I asked as calmly as I could, my heart pounding a million miles an hour: Did you hear about the two planes that just crashed into the WTC? To my shock and horror, they said in unison: Yes! Trying to compose myself, I asked: Then, why are you here? Twenty third- and fourth-year college students looked at each other and with open mouths and went silent. This was a surreal moment and time virtually stopped.
In what felt like minutes, but was likely seconds, one student finally said: What do you mean? I then thought, maybe they don’t know that the planes left from Boston, so I answered: Do you know where the planes left from? Oh, yes, said another student: …from Logan Airport. The remaining students nodded quickly in agreement. Hmmm, I thought, they all know what I perceived to be a vital piece of information and yet, here they sit, utterly unfazed.
LEAVE, I said. They looked at each other. No one moved. Again: I. said. leave. They continued looking back and forth at each other and I realized at that moment we were in the middle of the psychology of an emergency. Their critical thinking was slowing down, they were not believing that this was an emergency and they did not know what to do, all very common reactions in an emergency. Moments later, one student asked me: Where should we go? I pointed to the window and said: See that building, that’s the State House, not a safe place for us to be right now. Walk away from that building, walk in the opposite direction and walk until you can’t walk any further. One student said: ..but that will take us to the bridge. Good, I said, then cross that bridge.
Standing at the open door and gesturing for them to get up, they finally gathered up their bags and left the building. I went down the hallway of that building and had almost the same conversation in multiple rooms where I found people. I had a similar conversation with the IT person who was attempting to fix my computer. He argued with me, telling me everything was ok, I said: I don’t want you to fix my computer, get out of my office, now. He sat, looking perplexed at me. I said it again and he finally got up and left.

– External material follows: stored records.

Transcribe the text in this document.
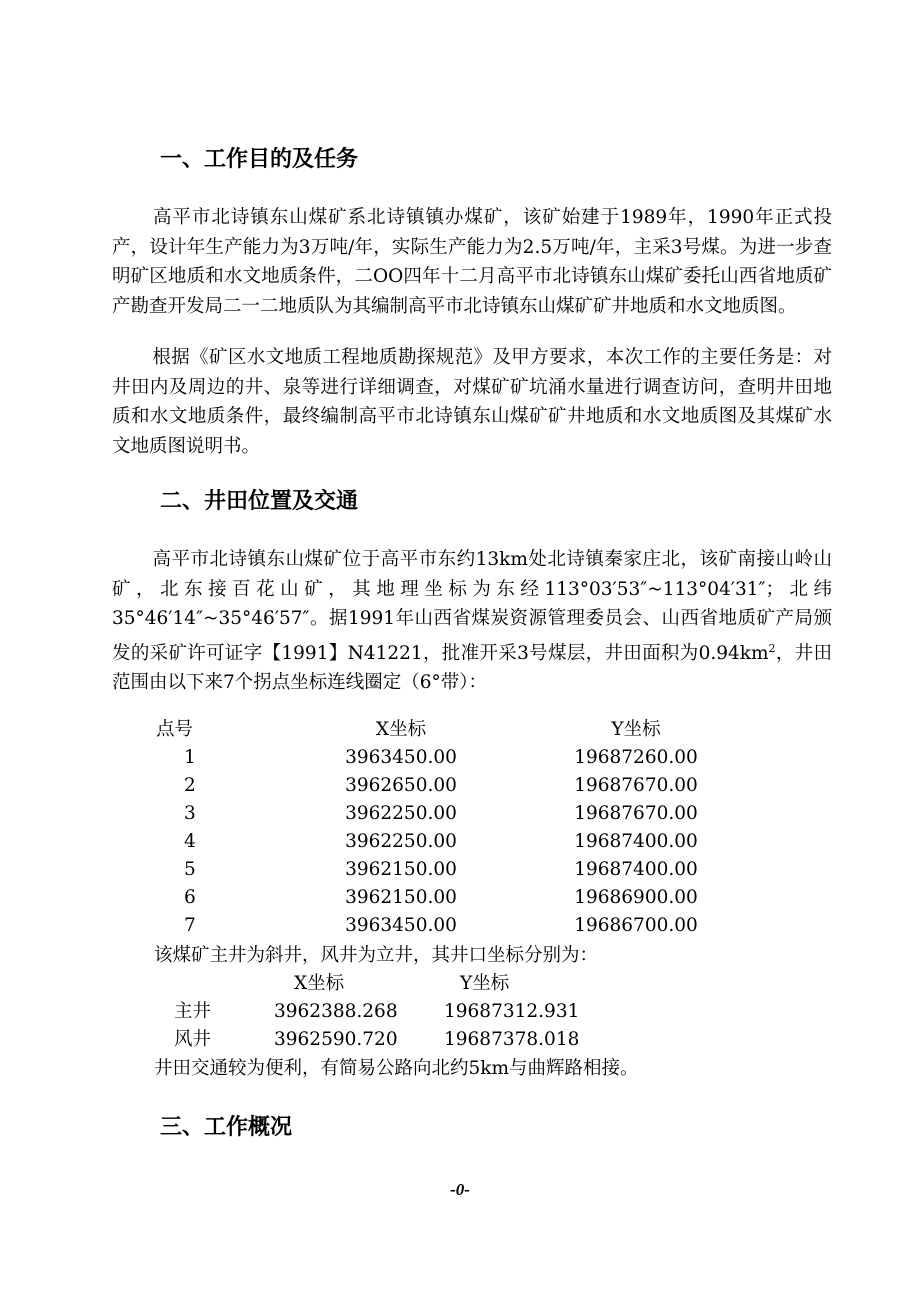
一、工作目的及任务

高平市北诗镇东山煤矿系北诗镇镇办煤矿，该矿始建于1989年，1990年正式投产，设计年生产能力为3万吨/年，实际生产能力为2.5万吨/年，主采3号煤。为进一步查明矿区地质和水文地质条件，二OO四年十二月高平市北诗镇东山煤矿委托山西省地质矿产勘查开发局二一二地质队为其编制高平市北诗镇东山煤矿矿井地质和水文地质图。

根据《矿区水文地质工程地质勘探规范》及甲方要求，本次工作的主要任务是：对井田内及周边的井、泉等进行详细调查，对煤矿矿坑涌水量进行调查访问，查明井田地质和水文地质条件，最终编制高平市北诗镇东山煤矿矿井地质和水文地质图及其煤矿水文地质图说明书。

二、井田位置及交通

高平市北诗镇东山煤矿位于高平市东约13km处北诗镇秦家庄北，该矿南接山岭山矿，北东接百花山矿，其地理坐标为东经113°03′53″~113°04′31″；北纬35°46′14″~35°46′57″。据1991年山西省煤炭资源管理委员会、山西省地质矿产局颁发的采矿许可证字【1991】N41221，批准开采3号煤层，井田面积为$0.94km^2$，井田范围由以下来7个拐点坐标连线圈定（6°带）：

点号	X坐标	Y坐标
1	3963450.00	19687260.00
2	3962650.00	19687670.00
3	3962250.00	19687670.00
4	3962250.00	19687400.00
5	3962150.00	19687400.00
6	3962150.00	19686900.00
7	3963450.00	19686700.00
该煤矿主井为斜井，风井为立井，其井口坐标分别为：
	X坐标	Y坐标
主井	3962388.268	19687312.931
风井	3962590.720	19687378.018
井田交通较为便利，有简易公路向北约5km与曲辉路相接。
三、工作概况
-0-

When I found no one else, I left the building and walked as fast and as far away from the State House as I could.
People went into shock when 9/11 happened, and began to shut down, their thoughts, their feelings and their bodies, not at all uncommon in an emergency.
We are in a similar situation today!
Many are now acting like my students on that fateful day in 2001. People cannot comprehend that we are in the midst of a global emergency. Usually, political and moral leaders provide guidance to wake people from the shock response and give direction on what actions to take. Sadly, we have little leadership happening during this Cornavirus outbreak that is rivaling the 1918 Spanish flu.
Leaders need to be telling people that the yearly flu kills 1.01% of people who get the flu, that the Spanish flu killed 40 million people representing 2.4% of those infected and that the Cornavirus is more deadly killing approximately 3.5% of those infected. Those leaders need to say who is most at risk so that people can protect themselves, so that first responders can prepare for the inevitable infections of those most vulnerable, so that supplies and hospitals can be prepared, so that non-vital travel would slow thereby slowing the virus down. By acknowledging what is happening we could prevent unnecessary deaths.